A man takes part in a demonstration outside the Supreme Court in Washington as the court heard arguments on campaign finance, Oct. 8, 2013.
Photo by Susan Walsh/AP

New GOP group to rake in big bucks for Senate fight

When the Supreme Court struck down the aggregate limits on campaign contributions, there were warnings that the ruling could pave the way for million-dollar-plus checks to flood the system—making a mockery of efforts to limit the influence of money in politics.

We’re not there yet – but we are getting closer.

Republicans are launching a new group that will let donors give up to $162,400 to help the party’s Senate candidates in the most competitive races. Politico reported on the organization Tuesday.
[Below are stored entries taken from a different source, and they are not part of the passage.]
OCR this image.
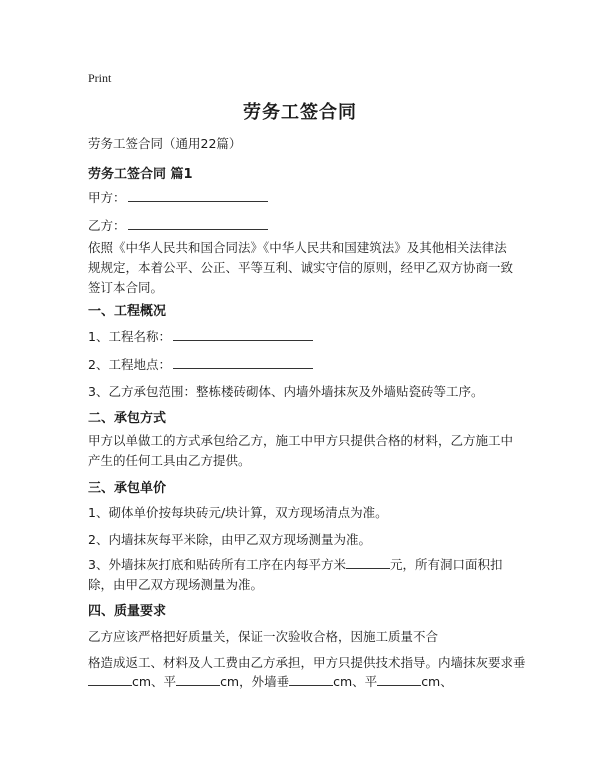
Print
劳务工签合同
劳务工签合同（通用22篇）
劳务工签合同 篇1
甲方：
乙方：
依照《中华人民共和国合同法》《中华人民共和国建筑法》及其他相关法律法规规定，本着公平、公正、平等互利、诚实守信的原则，经甲乙双方协商一致签订本合同。
一、工程概况
1、工程名称：
2、工程地点：
3、乙方承包范围：整栋楼砖砌体、内墙外墙抹灰及外墙贴瓷砖等工序。
二、承包方式
甲方以单做工的方式承包给乙方，施工中甲方只提供合格的材料，乙方施工中产生的任何工具由乙方提供。
三、承包单价
1、砌体单价按每块砖元/块计算，双方现场清点为准。
2、内墙抹灰每平米除，由甲乙双方现场测量为准。
3、外墙抹灰打底和贴砖所有工序在内每平方米	元，所有洞口面积扣除，由甲乙双方现场测量为准。
四、质量要求
乙方应该严格把好质量关，保证一次验收合格，因施工质量不合
格造成返工、材料及人工费由乙方承担，甲方只提供技术指导。内墙抹灰要求垂
cm、平	cm，外墙垂	cm、平	cm、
The group, known as the Targeted State Victory Committee (TSVC), could give the GOP an edge as it fights to win control of the Senate. Democrats have not yet formed a similar group of their own.

TSVC is a joint project of the National Republican Senatorial Committee and 13 state Republican parties: Arkansas, Colorado, Georgia, Iowa, Louisiana, Michigan, Minnesota, Montana, New Hampshire, North Carolina, South Dakota, Tennessee and West Virginia. With a single check, donors can give $32,400 to the NRSC, and $10,000 each to the state parties—which can spend the whole thing on their state’s Senate race.

In April, the Supreme Court ruled by a 5-4 margin in McCutcheon v. FEC that limits on the total amount donors can give to all candidates and parties were unconstitutional. Until then, donations to candidate committees were limited to $48,600, and contributions to political action committees were limited to $74,600.

Just weeks after the decision, the Republican National Committee joined with the House and Senate campaign committees to form the Republican Victory Fund, which plays a similar role to the TSVC.

Aside from boosting the GOP this fall, the groups could help the party assert more control over the financing of its campaigns. Since the Supreme Court’s 2010 Citizens United ruling, outside groups like Super PACs, which can now accept unlimited contributions from businesses and wealthy donors, have come to play an increasingly central role in the fundraising landscape, sometimes causing headaches for the parties.